An echo chamber is a space where sound echoes back to you. The results of the US Election and the Brexit Referendum are demonstrations of the echo chamber effect that have nothing to do with sounds. 

In the run up to the US Election both sides were convinced of their victory. One of them was very wrong.

In the media, traditional and social, Trump supporters were demonised as misogynists, racists, right-wing extremists. Maybe true for a minority, but what about those to whom Trump presented an alternative option on real issues? Hillary Clinton lumped them all together as deplorables. No wonder their concerns weren't heard by the Democrats.

By dismissing and ignoring these voters, the Democrats missed the opportunity to address issues that might have won them the election.

The MacBook Pro is an example of technology companies doing exactly the same thing.

Apple gets feedback  on its products from Apple users, pro-Apple bloggers, pro-Apple websites and pro-Apple journalists. It even moderates the reviews its products get by providing early review samples to those who tow the party line.

When the backlash comes from its customers Apple seems to be surprised by it.

Take the iPhone. Apple consistently failed to deliver a large screen on its best selling device because it knew that customers wanted a device they could use one-handed. It knew it was right and the echo chamber told them they were right. All those customers buying Samsung? Well they were just a bunch of copybots, with opinions that weren't important.

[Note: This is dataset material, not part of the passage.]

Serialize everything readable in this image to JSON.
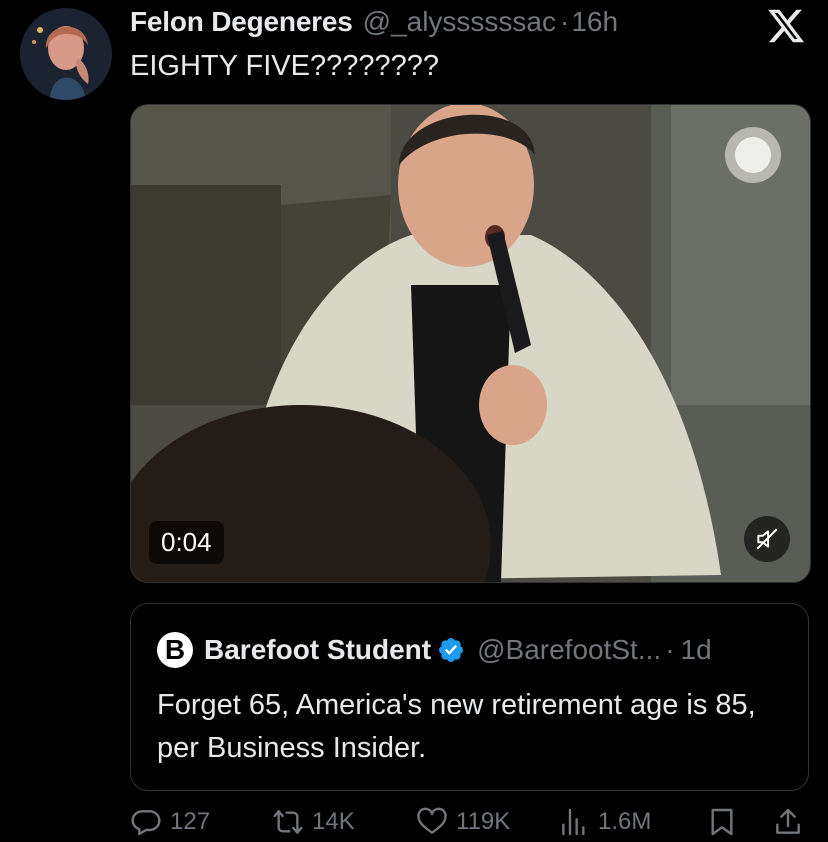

So when the iPhone 6 arrived with its bigger screens and sold in record numbers did anyone at Apple the reasons for the delay in making this change? Did they look at how many sales were hande to competitors by the voices of these customers?

Apparently not.

In the MacBook Pro Apple continued its drive towards thin and light - at the expense of features that MacBook Pro users value. Features that PC notebook users demand and take for granted.

Pro-Apple reviewers are still giving Apple a free pass on these changes, offering platitudes and repeating the Apple messages: USB-C is the future, we're giving it to you today; the Touch Bar is all the touch you need.

Despite the problems it will bring to your workflow, irrespective of issues you'll have with carrying around dongles or hubs. Despite the demonstrable advantages that PC users gain from touch and stylus on their laptops and hybrids.

And the dissenting voices get ignored - they don't understand, the haven't learned to adapt or they're just anti-Apple. Like those who voted for Donald Trump, like those Samsung phone buyers, Apple fails to address their needs or requirements. In fact it goes further and dismisses them entirely.

That's fine if Apple is happy to only ever sell to its existing customer base, but at some point that will become an untenable business position. So either it plans to drop the Mac and is expecting to be all in with iOS by the time that milestone is reached, or its become a slave to the echo chamber and like Hillary Clinton and the Democratic Party, it is convinced it is going to come out on top.